Personal information
- Nationality: Filipino
- Born: May 9, 1900 Oas, Albay, Philippine Islands
- Died: September 27, 1939 (aged 39) Manila, Philippine Commonwealth
- Height: 5 ft 7 in (170 cm)
- Weight: 179 lb (81 kg)

Sport
- Country: Philippines
- Sport: Track and field
- Event(s): 100m, 200m

Medal record
Men's athletics
Representing the Philippines
Far Eastern Championship Games
| Gold medal – first place | 1925 Manila | 200 m |
| Silver medal – second place | 1925 Manila | 100 m |
| Gold medal – first place | 1927 China | 100 m |
| Bronze medal – third place | 1927 China | 200 m |

= David Nepomuceno =

Filipino sprinter (1900–1939)

David Ramos Nepomuceno (May 9, 1900 - September 27, 1939) was the first Filipino to compete in the Olympics. He was a runner and the sole representative of the Philippines at the 1924 Summer Olympics in Paris, France. Nepomuceno also served as a sailor in the United States Navy and died in the line of duty. In 1925, Nepomuceno ran the 100 meters in only two-tenths of a second short of the then-world record.

==Early athletic career==
Nepomuceno specialized in 100 meter sprints. Along with fellow Filipino Fortunato Catalon, he was considered a world-class sprinter in the 1920s, competing frequently in the Far East.

==The Olympics==
When the Philippines joined the International Olympic Committee in 1918, the requisite for the country's acceptance was the participation of a Filipino athlete at the 1924 Olympic Games in Paris, France. To qualify, Nepomuceno ran the 100 yards in 9.45 seconds, a fifth of a second of the world record at the time. He was the sole participant representing the Philippines, making him the first Filipino to compete in the Olympics. He was accompanied by National Physical Director Dr. Regino Ylanan, who also served as his coach.

To get to the Olympics, Nepomuceno and Ylanan had to travel by steamboat from Manila to Marseilles for 33 days. They then took a train to Paris, arriving a week before the opening ceremonies. Since he was the only athlete competing, he was the Philippines' flagbearer. With the Philippines still a US colony at the time, the French Olympic Committee made him carry two flags: the American on top and the Philippine flag at the bottom. At 24 years old, he was the first Filipino and the first Southeast Asian to participate in the opening ceremonies.

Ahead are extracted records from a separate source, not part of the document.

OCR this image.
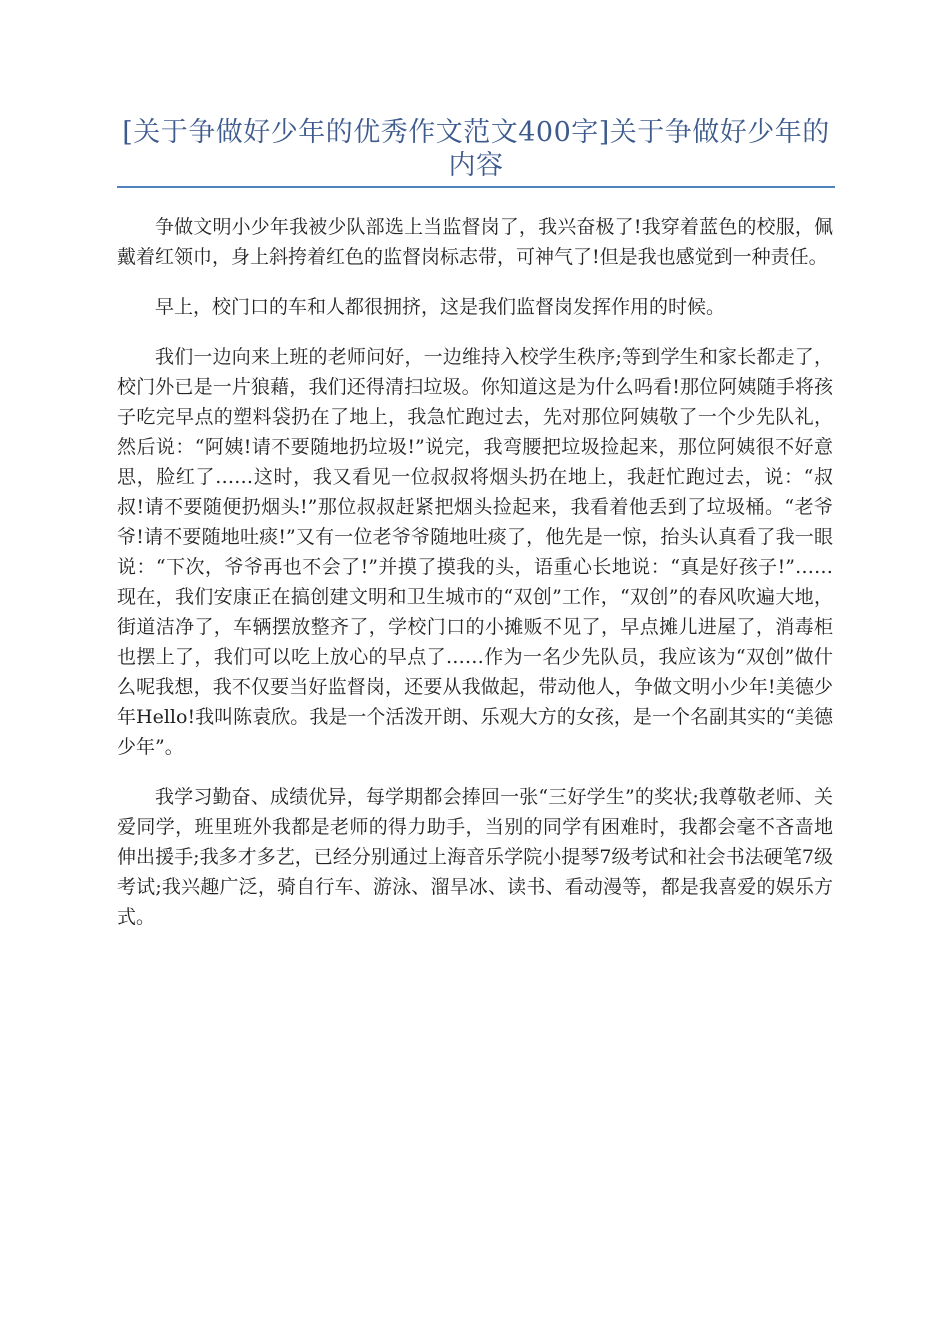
[关于争做好少年的优秀作文范文400字]关于争做好少年的内容

争做文明小少年我被少队部选上当监督岗了，我兴奋极了!我穿着蓝色的校服，佩戴着红领巾，身上斜挎着红色的监督岗标志带，可神气了!但是我也感觉到一种责任。

早上，校门口的车和人都很拥挤，这是我们监督岗发挥作用的时候。

我们一边向来上班的老师问好，一边维持入校学生秩序;等到学生和家长都走了，校门外已是一片狼藉，我们还得清扫垃圾。你知道这是为什么吗看!那位阿姨随手将孩子吃完早点的塑料袋扔在了地上，我急忙跑过去，先对那位阿姨敬了一个少先队礼，然后说：“阿姨!请不要随地扔垃圾!”说完，我弯腰把垃圾捡起来，那位阿姨很不好意思，脸红了……这时，我又看见一位叔叔将烟头扔在地上，我赶忙跑过去，说：“叔叔!请不要随便扔烟头!”那位叔叔赶紧把烟头捡起来，我看着他丢到了垃圾桶。“老爷爷!请不要随地吐痰!”又有一位老爷爷随地吐痰了，他先是一惊，抬头认真看了我一眼说：“下次，爷爷再也不会了!”并摸了摸我的头，语重心长地说：“真是好孩子!”……现在，我们安康正在搞创建文明和卫生城市的“双创”工作，“双创”的春风吹遍大地，街道洁净了，车辆摆放整齐了，学校门口的小摊贩不见了，早点摊儿进屋了，消毒柜也摆上了，我们可以吃上放心的早点了……作为一名少先队员，我应该为“双创”做什么呢我想，我不仅要当好监督岗，还要从我做起，带动他人，争做文明小少年!美德少年Hello!我叫陈袁欣。我是一个活泼开朗、乐观大方的女孩，是一个名副其实的“美德少年”。

我学习勤奋、成绩优异，每学期都会捧回一张“三好学生”的奖状;我尊敬老师、关爱同学，班里班外我都是老师的得力助手，当别的同学有困难时，我都会毫不吝啬地伸出援手;我多才多艺，已经分别通过上海音乐学院小提琴7级考试和社会书法硬笔7级考试;我兴趣广泛，骑自行车、游泳、溜旱冰、读书、看动漫等，都是我喜爱的娱乐方式。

At the Olympics, he ran the 100-meter and 200-meter dashes; in neither race was he fast enough to qualify for the quarterfinals. Many factors went into why he couldn't advance: the long travel time by sea, the short preparation time, having to carry two heavy flags before running. In a magazine interview, he was quoted "Sana yung mga susunod sa akin ay hindi maranasan ang naranasan ko (I hope those who come after me will not experience what I experienced)”. That would be the only Olympics he competed in.

==Far Eastern Games==
After the Olympics, Nepomuceno ran for several more years. In 1925, he nearly shattered the world record for the 100 meters, finishing just two-tenths of a second behind the then-record holder, Charley Paddock.

Nepomuceno won the following medals at the Far Eastern Games:

1925
- Gold Medal, 200 meter straight dash
- Silver Medal, 100 meter dash

1927
- Gold Medal, 100 meter dash
- Bronze Medal, 200 meter straight dash

== Personal life ==
Nepomuceno served in the US Army’s Philippine Scouts and joined the United States Navy.

Nepomuceno had only one child, Crisogono. Crisogono became a track and field official. Crisogono went on to have two sons, Joseph and Da Vinci, and many more descendants.

Nepomuceno died on September 27, 1939, at the age of 39, while on duty.